1.3 Are You a Good Manager?

There are any number of managers who will tell you that they are good at their jobs, but, as you are no doubt aware, not all of them are as good as they might think they are. Some are great, no argument. However, some aren’t and if we are going to make sure that your business survives, we’ll have to make sure that you are well aware of what you are doing right and what you could be doing better. So, let’s start with some broad sweeps of the brush:


Q: What is ‘Good Management’?


A: Doing what you say you are going to do. Keeping your promises.


Fairly straightforward. If you tell someone on your team or one of your customers that you will do something, then make sure that you do it. Keeping the promises that you make will give you a reputation as someone who can get things done, someone who is reliable. People like reliable, customers like reliable. Not keeping your promises will give you a reputation as someone who really can’t be trusted. People don’t like uncertainty. You go to the airport, you expect there to be planes, you expect them to depart on time and you expect them to get you to where you want to go in the time advertised. Going to the airport and finding that there are no planes to get you to your holiday destination, but there are plenty of elephants, would be disappointing, regardless of how fondly one views elephants. Now, let’s expand on this a bit:


Q: What is ‘Good Management’?


A: Doing what you say you are going to do, when you say you are going to do it.

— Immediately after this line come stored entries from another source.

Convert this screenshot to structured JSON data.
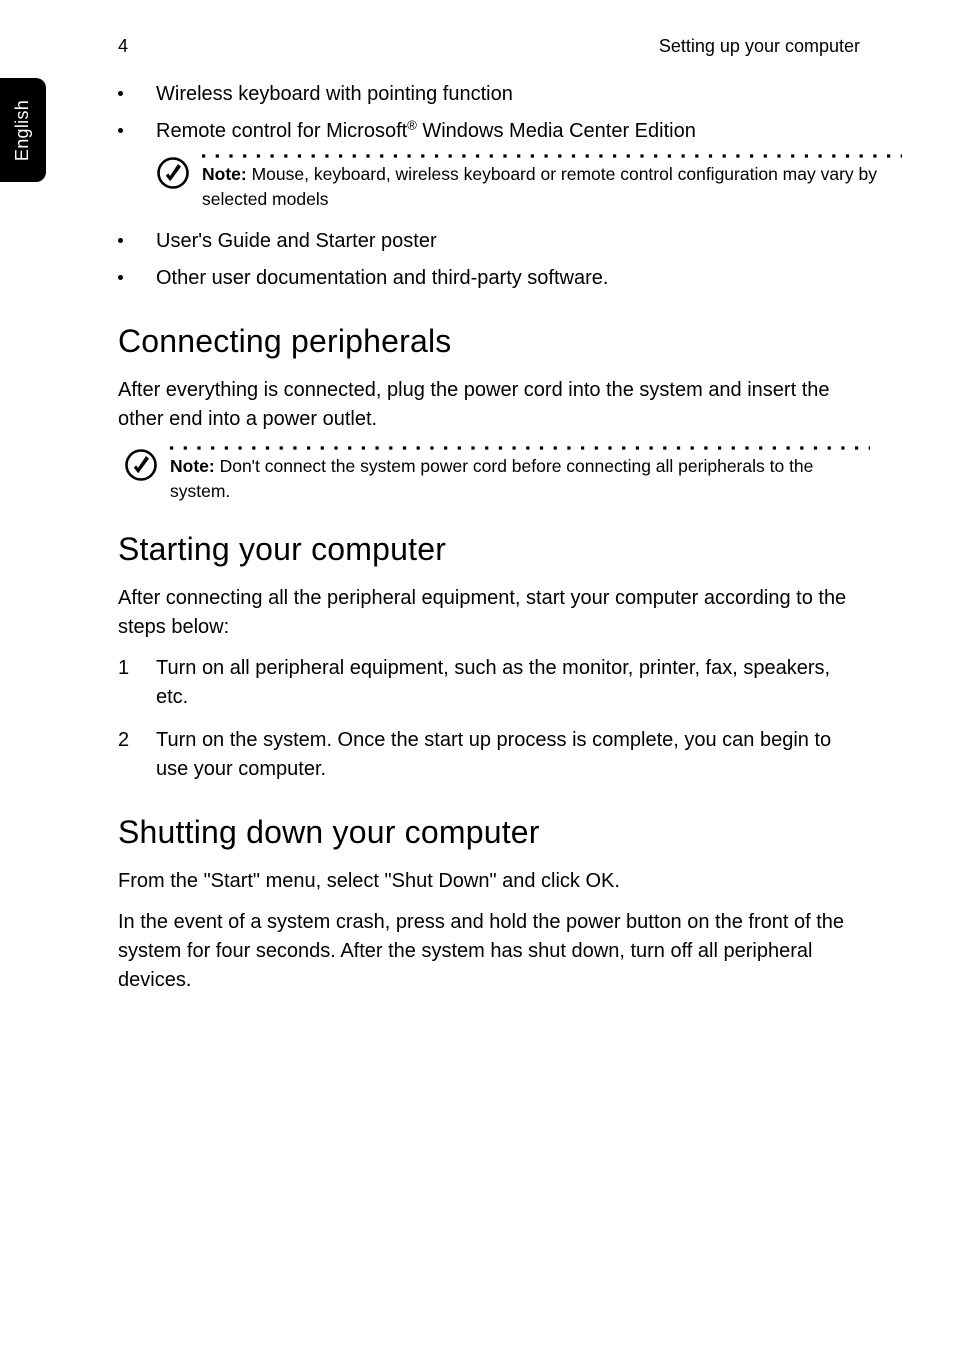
{
  "header": {
    "page_number": "4",
    "title": "Setting up your computer"
  },
  "side_tab": "English",
  "bullets_top": [
    "Wireless keyboard with pointing function",
    "Remote control for Microsoft"
  ],
  "bullets_top_suffix": " Windows Media Center Edition",
  "note1": {
    "label": "Note:",
    "text": " Mouse, keyboard, wireless keyboard or remote control configuration may vary by selected models"
  },
  "bullets_mid": [
    "User's Guide and Starter poster",
    "Other user documentation and third-party software."
  ],
  "section1": {
    "title": "Connecting peripherals",
    "body": "After everything is connected, plug the power cord into the system and insert the other end into a power outlet."
  },
  "note2": {
    "label": "Note:",
    "text": " Don't connect the system power cord before connecting all peripherals to the system."
  },
  "section2": {
    "title": "Starting your computer",
    "body": "After connecting all the peripheral equipment, start your computer according to the steps below:",
    "steps": [
      "Turn on all peripheral equipment, such as the monitor, printer, fax, speakers, etc.",
      "Turn on the system. Once the start up process is complete, you can begin to use your computer."
    ]
  },
  "section3": {
    "title": "Shutting down your computer",
    "body1": "From the \"Start\" menu, select \"Shut Down\" and click OK.",
    "body2": "In the event of a system crash, press and hold the power button on the front of the system for four seconds. After the system has shut down, turn off all peripheral devices."
  }
}
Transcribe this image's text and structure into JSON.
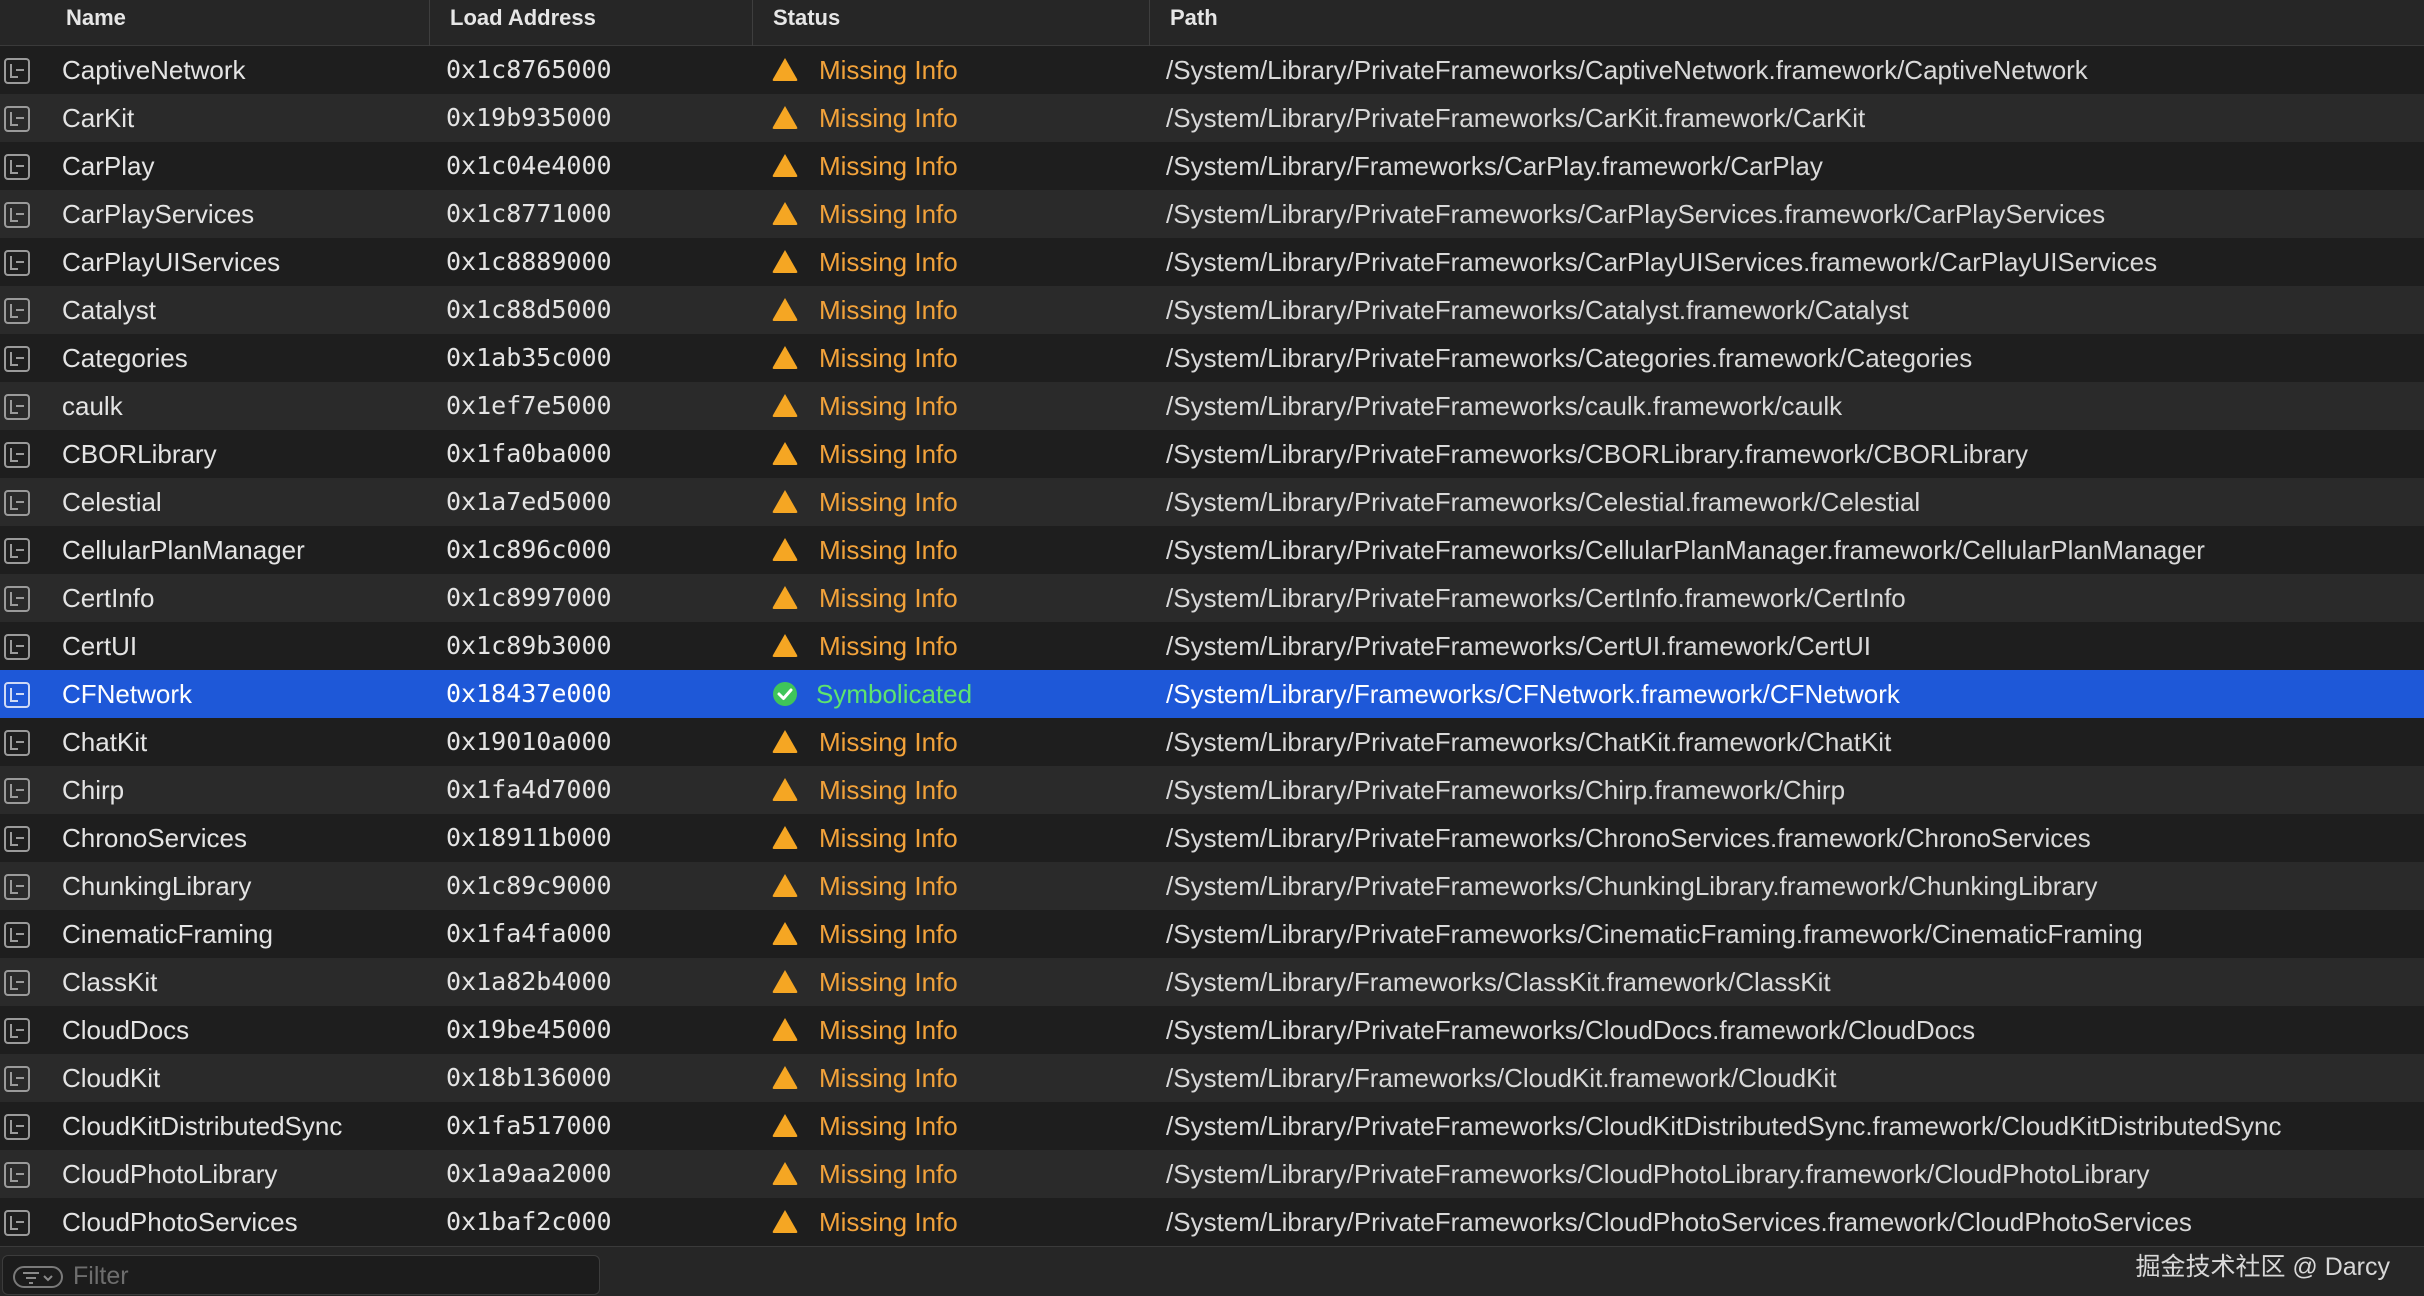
{
  "columns": {
    "name": "Name",
    "load_address": "Load Address",
    "status": "Status",
    "path": "Path"
  },
  "rows": [
    {
      "name": "CaptiveNetwork",
      "address": "0x1c8765000",
      "status": "Missing Info",
      "path": "/System/Library/PrivateFrameworks/CaptiveNetwork.framework/CaptiveNetwork"
    },
    {
      "name": "CarKit",
      "address": "0x19b935000",
      "status": "Missing Info",
      "path": "/System/Library/PrivateFrameworks/CarKit.framework/CarKit"
    },
    {
      "name": "CarPlay",
      "address": "0x1c04e4000",
      "status": "Missing Info",
      "path": "/System/Library/Frameworks/CarPlay.framework/CarPlay"
    },
    {
      "name": "CarPlayServices",
      "address": "0x1c8771000",
      "status": "Missing Info",
      "path": "/System/Library/PrivateFrameworks/CarPlayServices.framework/CarPlayServices"
    },
    {
      "name": "CarPlayUIServices",
      "address": "0x1c8889000",
      "status": "Missing Info",
      "path": "/System/Library/PrivateFrameworks/CarPlayUIServices.framework/CarPlayUIServices"
    },
    {
      "name": "Catalyst",
      "address": "0x1c88d5000",
      "status": "Missing Info",
      "path": "/System/Library/PrivateFrameworks/Catalyst.framework/Catalyst"
    },
    {
      "name": "Categories",
      "address": "0x1ab35c000",
      "status": "Missing Info",
      "path": "/System/Library/PrivateFrameworks/Categories.framework/Categories"
    },
    {
      "name": "caulk",
      "address": "0x1ef7e5000",
      "status": "Missing Info",
      "path": "/System/Library/PrivateFrameworks/caulk.framework/caulk"
    },
    {
      "name": "CBORLibrary",
      "address": "0x1fa0ba000",
      "status": "Missing Info",
      "path": "/System/Library/PrivateFrameworks/CBORLibrary.framework/CBORLibrary"
    },
    {
      "name": "Celestial",
      "address": "0x1a7ed5000",
      "status": "Missing Info",
      "path": "/System/Library/PrivateFrameworks/Celestial.framework/Celestial"
    },
    {
      "name": "CellularPlanManager",
      "address": "0x1c896c000",
      "status": "Missing Info",
      "path": "/System/Library/PrivateFrameworks/CellularPlanManager.framework/CellularPlanManager"
    },
    {
      "name": "CertInfo",
      "address": "0x1c8997000",
      "status": "Missing Info",
      "path": "/System/Library/PrivateFrameworks/CertInfo.framework/CertInfo"
    },
    {
      "name": "CertUI",
      "address": "0x1c89b3000",
      "status": "Missing Info",
      "path": "/System/Library/PrivateFrameworks/CertUI.framework/CertUI"
    },
    {
      "name": "CFNetwork",
      "address": "0x18437e000",
      "status": "Symbolicated",
      "path": "/System/Library/Frameworks/CFNetwork.framework/CFNetwork",
      "selected": true
    },
    {
      "name": "ChatKit",
      "address": "0x19010a000",
      "status": "Missing Info",
      "path": "/System/Library/PrivateFrameworks/ChatKit.framework/ChatKit"
    },
    {
      "name": "Chirp",
      "address": "0x1fa4d7000",
      "status": "Missing Info",
      "path": "/System/Library/PrivateFrameworks/Chirp.framework/Chirp"
    },
    {
      "name": "ChronoServices",
      "address": "0x18911b000",
      "status": "Missing Info",
      "path": "/System/Library/PrivateFrameworks/ChronoServices.framework/ChronoServices"
    },
    {
      "name": "ChunkingLibrary",
      "address": "0x1c89c9000",
      "status": "Missing Info",
      "path": "/System/Library/PrivateFrameworks/ChunkingLibrary.framework/ChunkingLibrary"
    },
    {
      "name": "CinematicFraming",
      "address": "0x1fa4fa000",
      "status": "Missing Info",
      "path": "/System/Library/PrivateFrameworks/CinematicFraming.framework/CinematicFraming"
    },
    {
      "name": "ClassKit",
      "address": "0x1a82b4000",
      "status": "Missing Info",
      "path": "/System/Library/Frameworks/ClassKit.framework/ClassKit"
    },
    {
      "name": "CloudDocs",
      "address": "0x19be45000",
      "status": "Missing Info",
      "path": "/System/Library/PrivateFrameworks/CloudDocs.framework/CloudDocs"
    },
    {
      "name": "CloudKit",
      "address": "0x18b136000",
      "status": "Missing Info",
      "path": "/System/Library/Frameworks/CloudKit.framework/CloudKit"
    },
    {
      "name": "CloudKitDistributedSync",
      "address": "0x1fa517000",
      "status": "Missing Info",
      "path": "/System/Library/PrivateFrameworks/CloudKitDistributedSync.framework/CloudKitDistributedSync"
    },
    {
      "name": "CloudPhotoLibrary",
      "address": "0x1a9aa2000",
      "status": "Missing Info",
      "path": "/System/Library/PrivateFrameworks/CloudPhotoLibrary.framework/CloudPhotoLibrary"
    },
    {
      "name": "CloudPhotoServices",
      "address": "0x1baf2c000",
      "status": "Missing Info",
      "path": "/System/Library/PrivateFrameworks/CloudPhotoServices.framework/CloudPhotoServices"
    }
  ],
  "icons": {
    "row_icon": "library-image-icon",
    "missing_status_icon": "warning-triangle-icon",
    "ok_status_icon": "checkmark-circle-icon",
    "filter_icon": "filter-icon"
  },
  "filter": {
    "placeholder": "Filter",
    "value": ""
  },
  "watermark": "掘金技术社区 @ Darcy",
  "colors": {
    "selection": "#1e58d8",
    "warning": "#f2a23a",
    "success": "#46d160",
    "row_alt": "#2a2a2a",
    "background": "#1e1e1e"
  }
}
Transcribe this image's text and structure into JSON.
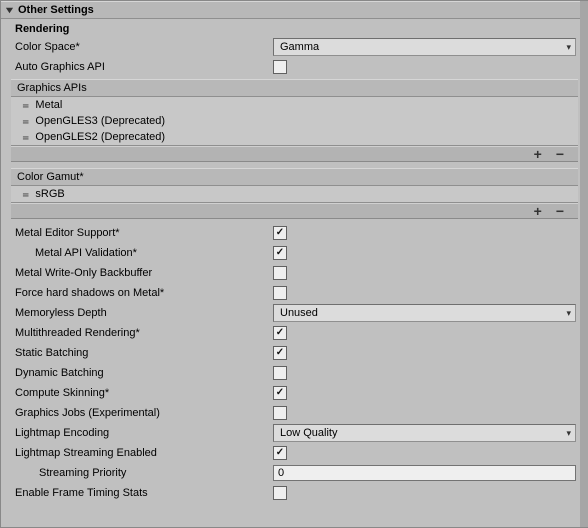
{
  "section_title": "Other Settings",
  "rendering_title": "Rendering",
  "color_space": {
    "label": "Color Space*",
    "value": "Gamma"
  },
  "auto_graphics": {
    "label": "Auto Graphics API",
    "checked": false
  },
  "graphics_apis": {
    "title": "Graphics APIs",
    "items": [
      "Metal",
      "OpenGLES3 (Deprecated)",
      "OpenGLES2 (Deprecated)"
    ]
  },
  "color_gamut": {
    "title": "Color Gamut*",
    "items": [
      "sRGB"
    ]
  },
  "plus": "+",
  "minus": "−",
  "fields": {
    "metal_editor": {
      "label": "Metal Editor Support*",
      "checked": true
    },
    "metal_api_valid": {
      "label": "Metal API Validation*",
      "checked": true
    },
    "metal_writeonly": {
      "label": "Metal Write-Only Backbuffer",
      "checked": false
    },
    "force_hard_shadows": {
      "label": "Force hard shadows on Metal*",
      "checked": false
    },
    "memoryless": {
      "label": "Memoryless Depth",
      "value": "Unused"
    },
    "multithreaded": {
      "label": "Multithreaded Rendering*",
      "checked": true
    },
    "static_batch": {
      "label": "Static Batching",
      "checked": true
    },
    "dynamic_batch": {
      "label": "Dynamic Batching",
      "checked": false
    },
    "compute_skin": {
      "label": "Compute Skinning*",
      "checked": true
    },
    "graphics_jobs": {
      "label": "Graphics Jobs (Experimental)",
      "checked": false
    },
    "lightmap_enc": {
      "label": "Lightmap Encoding",
      "value": "Low Quality"
    },
    "lightmap_stream": {
      "label": "Lightmap Streaming Enabled",
      "checked": true
    },
    "stream_priority": {
      "label": "Streaming Priority",
      "value": "0"
    },
    "frame_timing": {
      "label": "Enable Frame Timing Stats",
      "checked": false
    }
  }
}
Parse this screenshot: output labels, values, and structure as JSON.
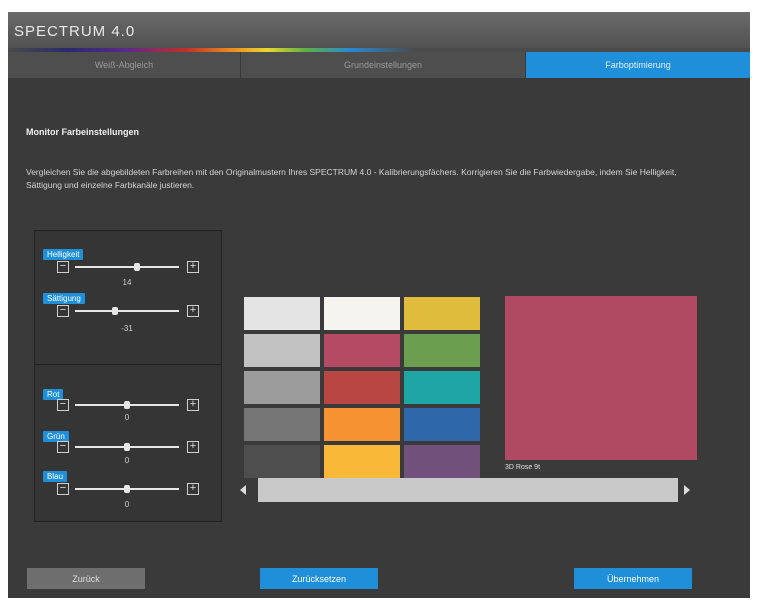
{
  "app": {
    "title": "SPECTRUM 4.0"
  },
  "tabs": [
    {
      "label": "Weiß-Abgleich",
      "active": false
    },
    {
      "label": "Grundeinstellungen",
      "active": false
    },
    {
      "label": "Farboptimierung",
      "active": true
    }
  ],
  "section": {
    "title": "Monitor Farbeinstellungen",
    "description": "Vergleichen Sie die abgebildeten Farbreihen mit den Originalmustern Ihres SPECTRUM 4.0 - Kalibrierungsfächers. Korrigieren Sie die Farbwiedergabe, indem Sie Helligkeit, Sättigung und einzelne Farbkanäle justieren."
  },
  "sliders": {
    "helligkeit": {
      "label": "Helligkeit",
      "value": "14",
      "level": 0.6
    },
    "saettigung": {
      "label": "Sättigung",
      "value": "-31",
      "level": 0.38
    },
    "rot": {
      "label": "Rot",
      "value": "0",
      "level": 0.5
    },
    "gruen": {
      "label": "Grün",
      "value": "0",
      "level": 0.5
    },
    "blau": {
      "label": "Blau",
      "value": "0",
      "level": 0.5
    }
  },
  "swatches": {
    "col1": [
      "#e4e4e4",
      "#c2c2c2",
      "#9c9c9c",
      "#767676",
      "#4e4e4e"
    ],
    "col2": [
      "#f6f4ee",
      "#b54a64",
      "#b84642",
      "#f59232",
      "#f8b838"
    ],
    "col3": [
      "#e0bc3c",
      "#6c9e50",
      "#1ea6a4",
      "#2e68a8",
      "#72507c"
    ]
  },
  "preview": {
    "color": "#b04a62",
    "label": "3D Rose 9t"
  },
  "buttons": {
    "back": "Zurück",
    "reset": "Zurücksetzen",
    "apply": "Übernehmen"
  },
  "colors": {
    "accent": "#1e8fd8",
    "background": "#3a3a3a"
  }
}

That’s better. No point saying that you’ll get the package delivered to your customer on Thursday morning and then get around to it on the following Monday afternoon. That’d be a great way to lose customers! We’ll cover this topic in some detail later on, but most, if not all, of your promises (i.e., targets, goals, objectives, etc.) should be time—bound.  If your customer asks for something, then you should tell them when you’ll deliver it. A wedding cake loses much of its value if you deliver it the day after the wedding. The audited end—of—year accounts are less useful the week after your board meeting.


Given the change of emphasis outlined above, from what you will do to what the customer wants you to do, let’s look again at the answer to our question:


Q: What is ‘Good Management’?


A: Giving your customer what your customer wants, when they want it.


Can’t say fairer than that. Give the people who pay your bills what they ask for, when they ask for it, repeatedly, and you won’t go too far wrong. They’ll keep coming back and, if you’re lucky, they’ll tell their friends about you.

Okay, well that’s it then. Providing that you know how to give your customer what your customer wants we need spend no more time together. Good luck, all the best, see you around…

Oh, still here? Well, that’s good as the rest of this course details how you go about managing your business well, being a good manager, how you give the customer what the customer wants, repeatedly. How do you ensure that you keep your promises to your customers? How do you ensure that you keep your promises to your suppliers? Yes, suppliers. After all, they are the ones that provide you with the raw materials that you must have to meet your customers’ needs. Without your suppliers you wouldn’t be able to make anything to sell; you wouldn’t be able to develop a service to offer.

And let’s not forget your personnel; the most important resource within your business. Really? Absolutely, and if you don’t know that now, you’d better learn it quickly or there’ll be a big bag of failure heading your way. You see, the resources available to you can be categorised like this:


  • People — who do the work
  • Buildings — where they do the work
  • Equipment — what they use to do the work
  • Materials — what they use up to do the work
  • Money — how you pay for everything


Now, there are other things that can go in this list, but the important point is that you can have massive buildings, loads of equipment, as much money and materials as you can cram in a warehouse, but without your people, it’ll all just sit gathering dust. So, your team, the people who keep your promises to your customers, are a critically important, if not the most important, part of your business.


To finish first, first you have to finish.To succeed in business, first you have to survive.


Being a good manager includes managing your people well. Unless you are a one—person operation, your people are the ones that make it, pack it, label it, ship it, etc., whatever your ‘it’ happens to be. Good management includes having a well—trained, competent and motivated team (see Chapter 4). Now, TINA isn’t perfect, no management system is as they require humans to run them and none of us is perfect, but it’ll give you a great start on the rest of your business management career, which I hope sincerely is long and successful.


To paraphrase a popular quote, ‘To finish first, first you have to finish’. To become a successful business owner, you must first survive the early years. The ideas and tools within this course will help you to do that. So, let’s get cracking.